Are There Any Real Benefits to "Friends with Benefits"?

Having "friends with benefits" can be fun. But it can also destroy friendships and stand in the way of real relationships.



A friend of mine met a guy that reminded her of one of her favorite celebrities Idris Elba. She instantly, fell in love with him and after dating for a while, realized that they only one thing in common was sex. Eventually, they decided to be FWB (friends with benefits). After discussing this situation with my friend and those who know me know that when there is something that uncertain or bothers me, I take it to the internet to do my research of the pros/cons of a FWB relationship and not surprised to what I found. According to a Michigan State University study, sixty-percent of college co-eds have been involved in a FWB relationship, and most if not all of my thirty-something girlfriends were doing it to stay satisfied, so I figured I'd tell my friend what the heck... Give the laid back, no-romantic-attachments approach to getting laid a chance. Well, needless to say and after giving it some thought... Most women are not capable of having this type of relationship and that I had given my friend advice that would most likely lead to heartbreak and that didn't sit easy with me. Time went on and a year later, my friend and her "celebrity look alike" fling still hang out and hump like dogs. She did however express to me that after her most recent rendezvous weekend, she began to wonder "what I'm doing". What are the real benefits to friends with benefits? Sure, now  she have a in-case-of-sexual-emergency-hit-Glass-lookalike. But at the same time, she's started to realize that the situation is causing her to question the meaning of friendship, all while challenging her chances at romances, and wobbling emotional stability.

When Friend Is a Four Letter Word


Ironically, booty-call buddies devalue the closeness of camaraderie while raising the stakes on romance. The cornerstone of friendship is open communication, and becoming a friend with benefits actually shuts down those open lines. Let's face it, if the only thing you're doing together is having sex, it isn't the same thing as sharing who you are. According to "Friends With Benefits, And Stress Too," casual sex actually adds anxiety to a budding connection. Sometimes, a FWB is really a way of avoiding a real relationship. See, my friend retreated to friends with benefits status before she even had a chance to get rejected in the boyfriend battle. By over-analyzing every little detail of a relationship under the guise of girl talk is bad, but acting like you don't care about having a relationship at all isn't much better.

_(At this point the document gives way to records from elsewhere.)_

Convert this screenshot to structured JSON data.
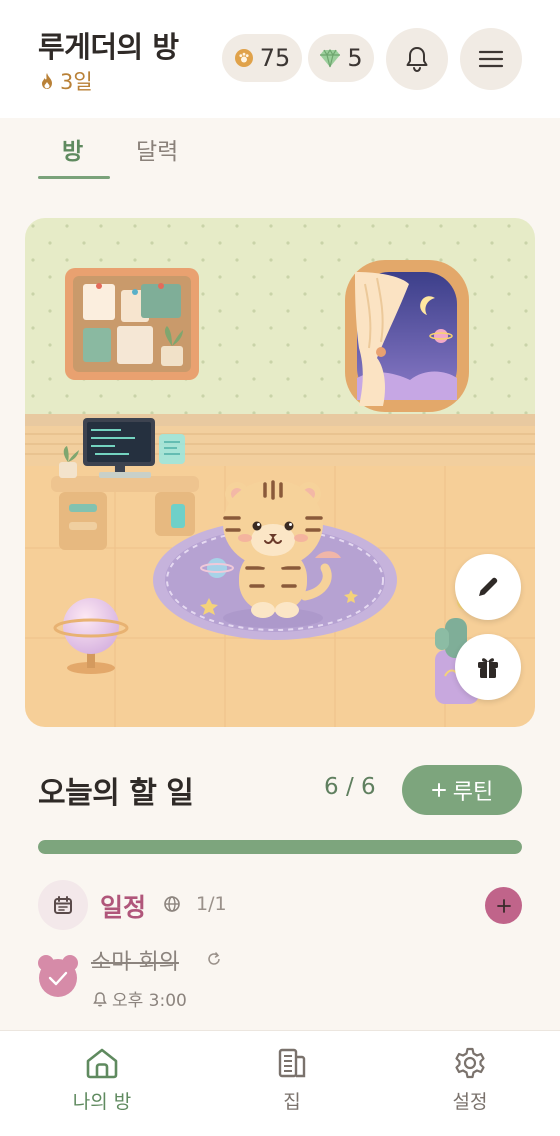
{
  "header": {
    "title": "루게더의 방",
    "streak_days": "3일",
    "coins": "75",
    "gems": "5"
  },
  "tabs": [
    {
      "label": "방",
      "active": true
    },
    {
      "label": "달력",
      "active": false
    }
  ],
  "todo": {
    "title": "오늘의 할 일",
    "count": "6 / 6",
    "routine_button": "루틴",
    "progress": 1.0
  },
  "category": {
    "label": "일정",
    "count": "1/1"
  },
  "task": {
    "title": "소마 회의",
    "time": "오후 3:00",
    "completed": true
  },
  "nav": [
    {
      "label": "나의 방",
      "icon": "home-icon",
      "active": true
    },
    {
      "label": "집",
      "icon": "building-icon",
      "active": false
    },
    {
      "label": "설정",
      "icon": "gear-icon",
      "active": false
    }
  ],
  "colors": {
    "accent_green": "#7da57d",
    "category_pink": "#c0648a",
    "streak_orange": "#b98137",
    "background": "#faf6f1"
  }
}
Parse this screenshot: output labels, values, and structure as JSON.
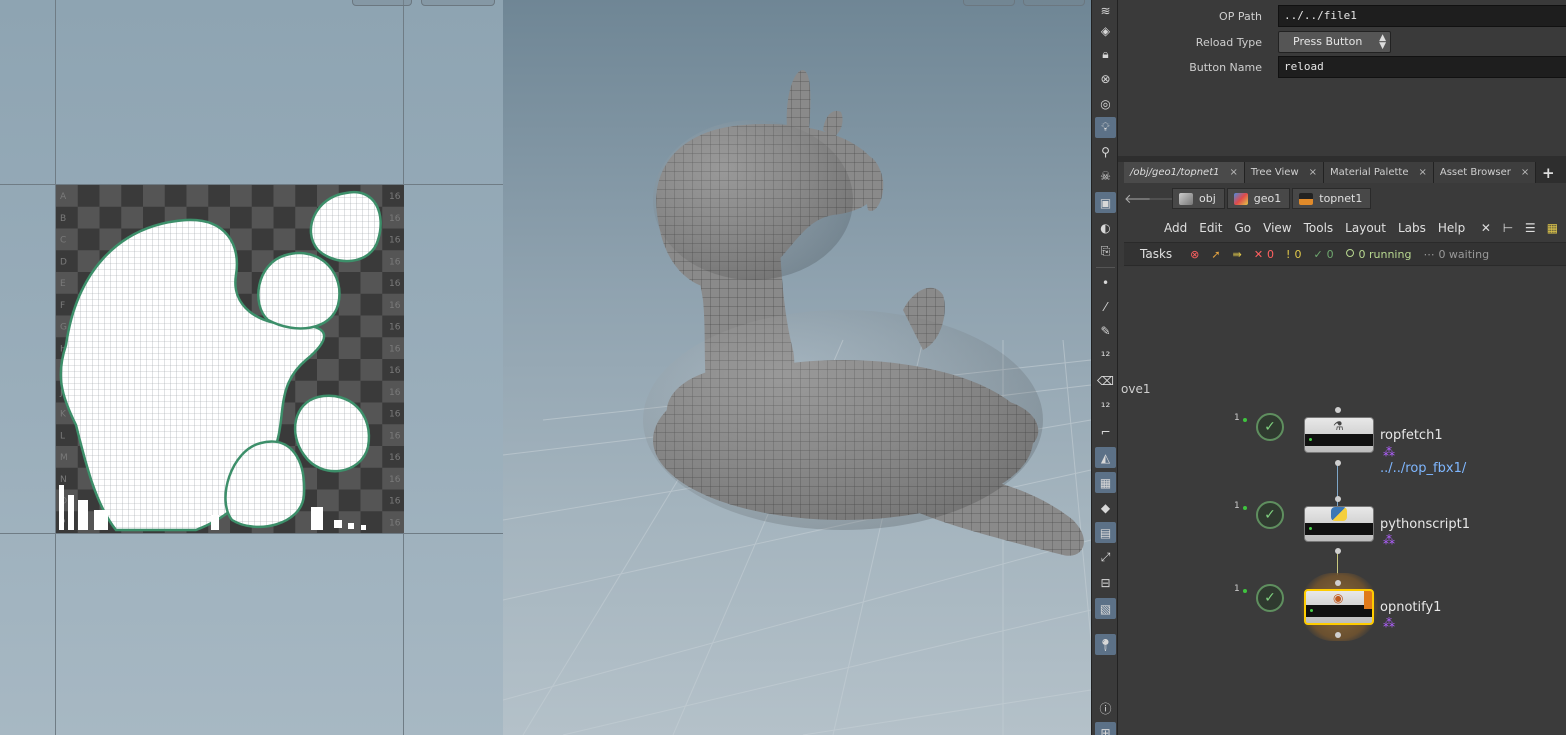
{
  "parameters": {
    "op_path_label": "OP Path",
    "op_path_value": "../../file1",
    "reload_type_label": "Reload Type",
    "reload_type_value": "Press Button",
    "button_name_label": "Button Name",
    "button_name_value": "reload"
  },
  "tabs": [
    {
      "label": "/obj/geo1/topnet1"
    },
    {
      "label": "Tree View"
    },
    {
      "label": "Material Palette"
    },
    {
      "label": "Asset Browser"
    }
  ],
  "tab_close_glyph": "×",
  "tab_add_glyph": "+",
  "breadcrumb": [
    {
      "label": "obj",
      "icon": "obj-icon"
    },
    {
      "label": "geo1",
      "icon": "geo-icon"
    },
    {
      "label": "topnet1",
      "icon": "topnet-icon"
    }
  ],
  "menu": [
    "Add",
    "Edit",
    "Go",
    "View",
    "Tools",
    "Layout",
    "Labs",
    "Help"
  ],
  "tasks": {
    "label": "Tasks",
    "errors": "0",
    "warnings": "0",
    "done": "0",
    "running": "0 running",
    "waiting": "0 waiting"
  },
  "network": {
    "edge_label": "ove1",
    "nodes": [
      {
        "name": "ropfetch1",
        "sub": "../../rop_fbx1/",
        "count": "1",
        "icon": "rop-fetch-icon"
      },
      {
        "name": "pythonscript1",
        "sub": "",
        "count": "1",
        "icon": "python-icon"
      },
      {
        "name": "opnotify1",
        "sub": "",
        "count": "1",
        "icon": "notify-icon"
      }
    ]
  },
  "uv_tile": {
    "row_letters": [
      "A",
      "B",
      "C",
      "D",
      "E",
      "F",
      "G",
      "H",
      "I",
      "J",
      "K",
      "L",
      "M",
      "N",
      "O",
      "P"
    ],
    "col_number": "16"
  },
  "colors": {
    "accent_selected": "#ffcc00",
    "uv_island_outline": "#3d8f6a",
    "toolbar_active": "#5c7187",
    "link_blue": "#7fb7ff",
    "badge_purple": "#b060ff"
  }
}
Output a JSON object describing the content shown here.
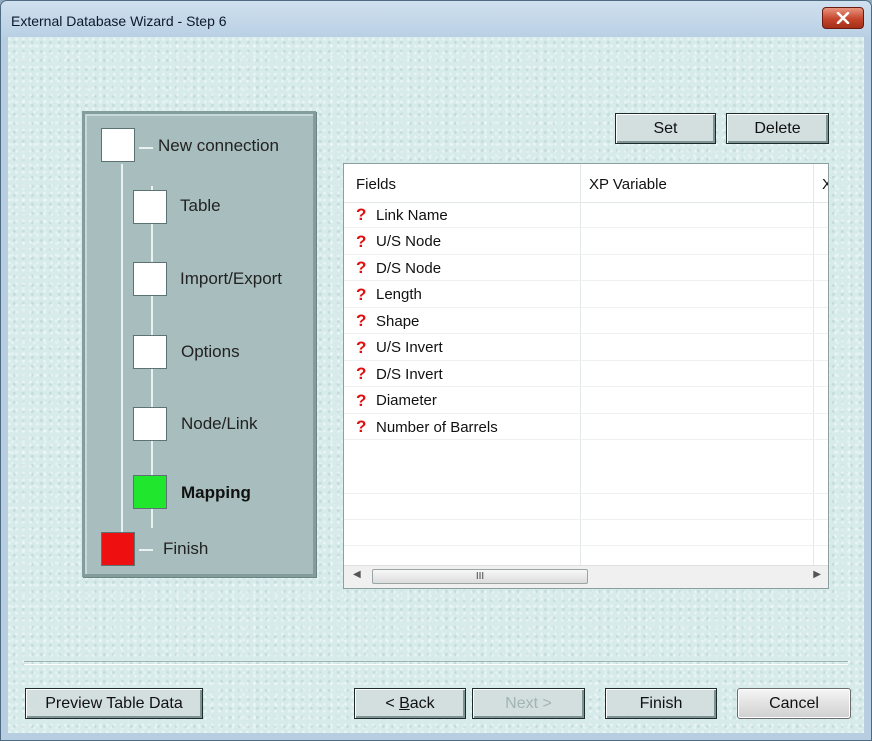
{
  "window": {
    "title": "External Database Wizard - Step 6"
  },
  "steps": [
    {
      "label": "New connection",
      "state": "done"
    },
    {
      "label": "Table",
      "state": "done"
    },
    {
      "label": "Import/Export",
      "state": "done"
    },
    {
      "label": "Options",
      "state": "done"
    },
    {
      "label": "Node/Link",
      "state": "done"
    },
    {
      "label": "Mapping",
      "state": "current"
    },
    {
      "label": "Finish",
      "state": "pending"
    }
  ],
  "grid": {
    "set_label": "Set",
    "delete_label": "Delete",
    "columns": [
      "Fields",
      "XP Variable",
      "X"
    ],
    "rows": [
      {
        "icon": "question-mark-icon",
        "field": "Link Name",
        "xp_variable": ""
      },
      {
        "icon": "question-mark-icon",
        "field": "U/S Node",
        "xp_variable": ""
      },
      {
        "icon": "question-mark-icon",
        "field": "D/S Node",
        "xp_variable": ""
      },
      {
        "icon": "question-mark-icon",
        "field": "Length",
        "xp_variable": ""
      },
      {
        "icon": "question-mark-icon",
        "field": "Shape",
        "xp_variable": ""
      },
      {
        "icon": "question-mark-icon",
        "field": "U/S Invert",
        "xp_variable": ""
      },
      {
        "icon": "question-mark-icon",
        "field": "D/S Invert",
        "xp_variable": ""
      },
      {
        "icon": "question-mark-icon",
        "field": "Diameter",
        "xp_variable": ""
      },
      {
        "icon": "question-mark-icon",
        "field": "Number of Barrels",
        "xp_variable": ""
      }
    ],
    "scrollbar_grip": "III"
  },
  "footer": {
    "preview_label": "Preview Table Data",
    "back_accel": "B",
    "back_rest": "ack",
    "back_prefix": "< ",
    "next_label": "Next >",
    "finish_label": "Finish",
    "cancel_label": "Cancel"
  },
  "colors": {
    "current_step": "#21e62e",
    "finish_step": "#ee1010",
    "required_icon": "#e01010",
    "close_button": "#c4452c"
  }
}
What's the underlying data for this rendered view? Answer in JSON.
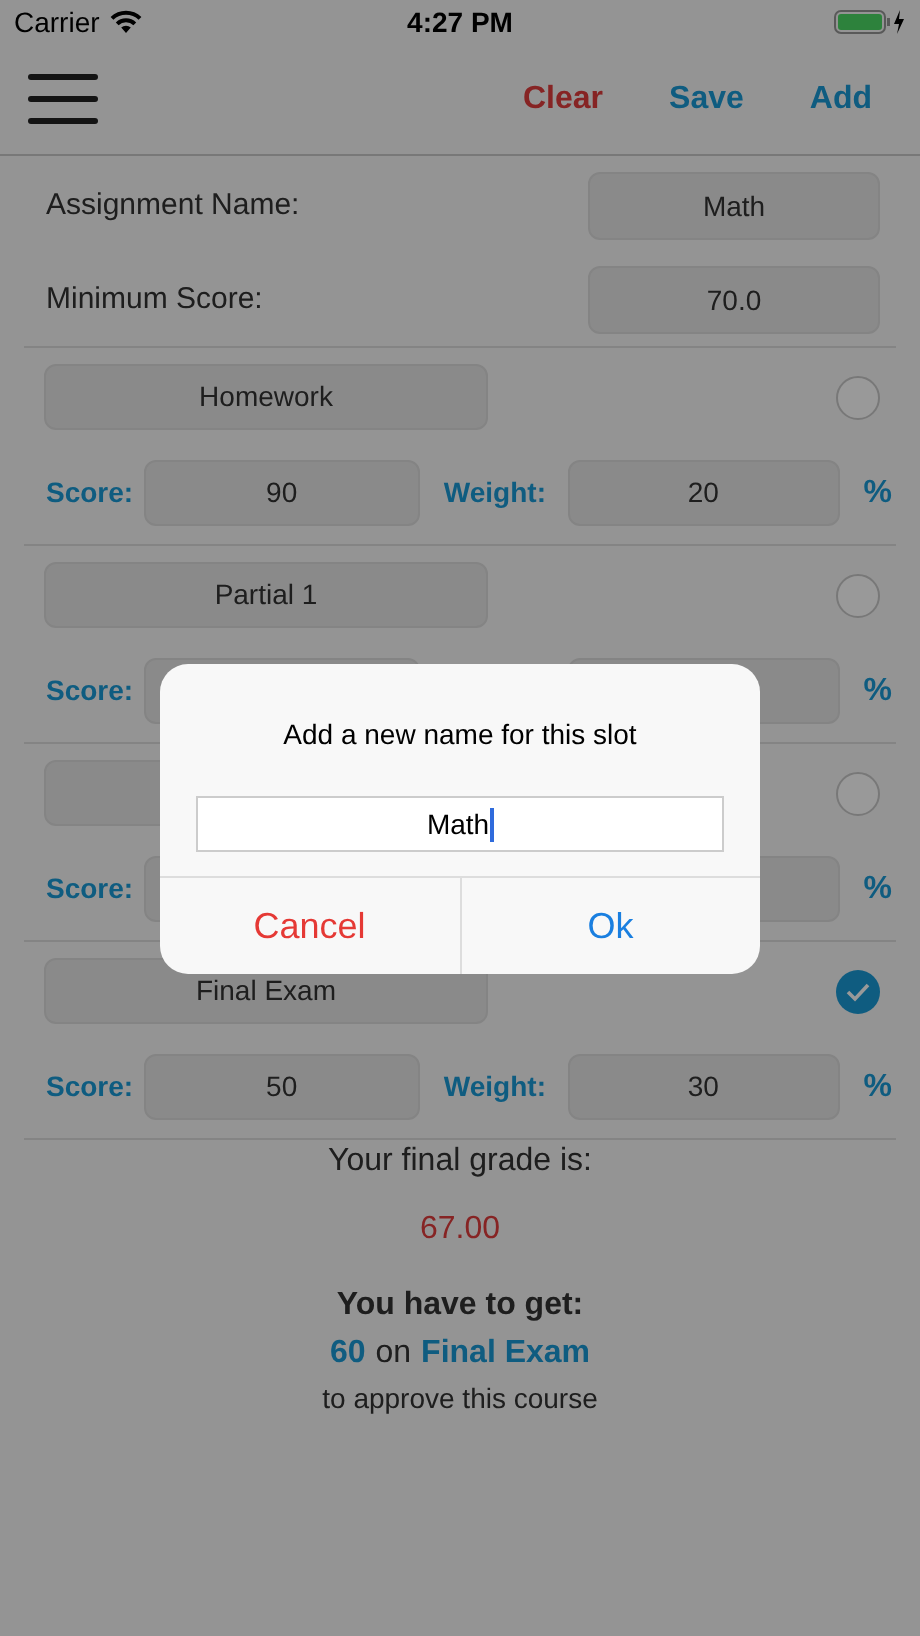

Whatever Happened to Wining and Dining?


These days, dating has gotten as casual as sex. We've replaced courtship with text messaging and online social networking. Consequently, our relationships are as disposable as our technology. With a FWB, there's not much wooing or chasing. And romance? Huh, forget about it. Wham-bam-thank-you-ma'am isn't a relationship. A relationship is honest-to-goodness, face-to-face commitment. Besides, Isn't the slow seduction part the most exciting part of a relationship? Friends with benefits jump to conclusions -- the conclusion of the possibility of a real relationship, in most cases. One-night-stands are one thing, but if you're a repeat FWB offender... Let's call a spade a spade and keep it real, you're really dating, but not by any relationship standards, and those are pretty superficial relationships you're having.

Riding the Highs and Lows


Being addicted to FWBs isn't just socially confusing. Mother Nature's messing with your head, too. Biologically speaking, sex is a drug. Or at least it feels that way for women, thanks to oxytocin, the hormonal transmitter that makes you feel happy, relaxed, and bonded to your partner after sex. In a FWB, your mind may be telling you no about a guy, but your body may be telling you yes. It's confusing. Men don't get this bonding hormone in the same dosage, or, in some cases, at all. Oftentimes, as much as we women tell ourselves we're not attached to these dudes we do, but the fact of the matter is that it's not something we can totally control. Part of how you feel about him is a side effect of sex. If you're not careful, casual sex can actually cause depression.


So why do women keep falling into the friends with benefits trap? Ten-percent of the time, a FWB turns into more, but in the meantime all we're getting is less. Ultimately, you’re bound to be disappointed if you enter into a FWB relationship with a friend who you’re secretly hoping becomes something more. If you want to date him, you need to be up front about that. But if you’re like most girls in FWB situations, you’re not crossing your fingers that the relationship gets upgraded to boyfriend-girlfriend status. You just wanna have fun. And chances are, so does he. 

If you like FWB relationships then more power to you. Do what you enjoy doing but I ask you this, is it really FABulous to settle for coach when you could go first-class?